Last year, I read an adult dystopian novel. It stayed in my memory, and not in a good way. Not that it was a badly written book. On the contrary, while it wouldn’t win any prizes for literary merit, the book did its job: it hooked me from the start and I kept reading all the way through to the end to see how it turned out.
All the same, I’ll never read it again, and I can’t say I’d recommend it. It was extremely depressing. It started off with a disaster (manmade? I think so), some kind of virus that killed off most everyone on the planet and left the remainder unable to reproduce. The characters tried to find ways to overcome their short and long-term problems of survival. But the story was so grim that halfway through the novel, characters just started committing suicide because it was all so hopeless.
For example, at the beginning of the story, the heroine is separated from her one true love.

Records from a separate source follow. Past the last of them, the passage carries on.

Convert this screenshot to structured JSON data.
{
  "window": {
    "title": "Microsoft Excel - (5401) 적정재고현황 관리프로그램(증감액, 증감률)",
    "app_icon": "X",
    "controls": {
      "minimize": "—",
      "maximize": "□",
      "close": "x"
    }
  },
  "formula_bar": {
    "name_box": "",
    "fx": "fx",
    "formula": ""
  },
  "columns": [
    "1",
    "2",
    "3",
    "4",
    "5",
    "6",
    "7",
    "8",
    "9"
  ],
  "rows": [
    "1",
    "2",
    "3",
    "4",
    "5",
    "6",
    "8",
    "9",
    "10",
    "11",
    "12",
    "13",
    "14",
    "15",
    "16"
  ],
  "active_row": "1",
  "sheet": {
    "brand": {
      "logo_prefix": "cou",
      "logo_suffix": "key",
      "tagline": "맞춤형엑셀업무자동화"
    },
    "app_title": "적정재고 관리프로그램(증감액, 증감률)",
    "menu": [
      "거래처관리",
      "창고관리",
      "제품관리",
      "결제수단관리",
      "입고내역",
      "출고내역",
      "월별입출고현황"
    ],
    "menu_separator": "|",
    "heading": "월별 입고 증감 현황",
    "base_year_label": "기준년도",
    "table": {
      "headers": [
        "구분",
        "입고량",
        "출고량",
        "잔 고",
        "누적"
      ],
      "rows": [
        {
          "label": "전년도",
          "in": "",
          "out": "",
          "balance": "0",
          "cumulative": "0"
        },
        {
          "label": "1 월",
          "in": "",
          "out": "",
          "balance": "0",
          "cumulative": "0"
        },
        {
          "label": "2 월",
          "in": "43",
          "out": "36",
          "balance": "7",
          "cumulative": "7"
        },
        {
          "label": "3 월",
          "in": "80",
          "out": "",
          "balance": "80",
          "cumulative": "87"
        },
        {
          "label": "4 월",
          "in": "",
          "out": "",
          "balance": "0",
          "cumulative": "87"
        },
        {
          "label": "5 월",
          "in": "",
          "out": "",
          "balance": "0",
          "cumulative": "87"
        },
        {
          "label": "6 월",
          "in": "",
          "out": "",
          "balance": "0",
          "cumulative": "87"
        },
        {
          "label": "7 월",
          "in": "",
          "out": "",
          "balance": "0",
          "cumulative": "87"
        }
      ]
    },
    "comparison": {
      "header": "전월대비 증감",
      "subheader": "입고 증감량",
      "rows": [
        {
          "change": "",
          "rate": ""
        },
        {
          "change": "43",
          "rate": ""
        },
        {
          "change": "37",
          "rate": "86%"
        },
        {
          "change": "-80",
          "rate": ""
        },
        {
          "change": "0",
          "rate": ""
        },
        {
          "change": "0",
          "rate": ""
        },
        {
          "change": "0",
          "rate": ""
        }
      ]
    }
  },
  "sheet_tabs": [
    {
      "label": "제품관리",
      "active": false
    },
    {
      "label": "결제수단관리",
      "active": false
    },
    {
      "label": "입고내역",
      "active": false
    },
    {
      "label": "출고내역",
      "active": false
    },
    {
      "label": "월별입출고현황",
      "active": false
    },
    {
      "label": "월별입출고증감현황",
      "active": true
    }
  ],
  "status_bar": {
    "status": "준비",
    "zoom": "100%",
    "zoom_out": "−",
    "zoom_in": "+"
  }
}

She survives all the evil things that happen to her and makes it through to the one place of safety, only to find that her one true love had been there for months. He’d killed himself a few weeks before she arrived because there was no point in going on.
Reading that book left an aftertaste of depression, alienation, a sense of overall grayness to my life that I really don’t think I need. Look, I don’t care how hopeless life is, not every waking moment of every day is always off the scale miserable for days and weeks and months on end. You can find hope even in desperate situations. Victor Frankl, in Man’s Search for Meaning, describes surviving life in a concentration camp by finding positive things to hold on to.
The next book I read after the dystopian story was an inspirational romance, Tracy Blalock’s Wed on the Wagon Train. The heroine had problems. She was in a desperate situation. She worked to resolve her problems and she held on to Hope even when things looked pretty dire. I put that book down feeling encouraged to go on with my daily burdens, not ready to give up because Everything Was So Dark.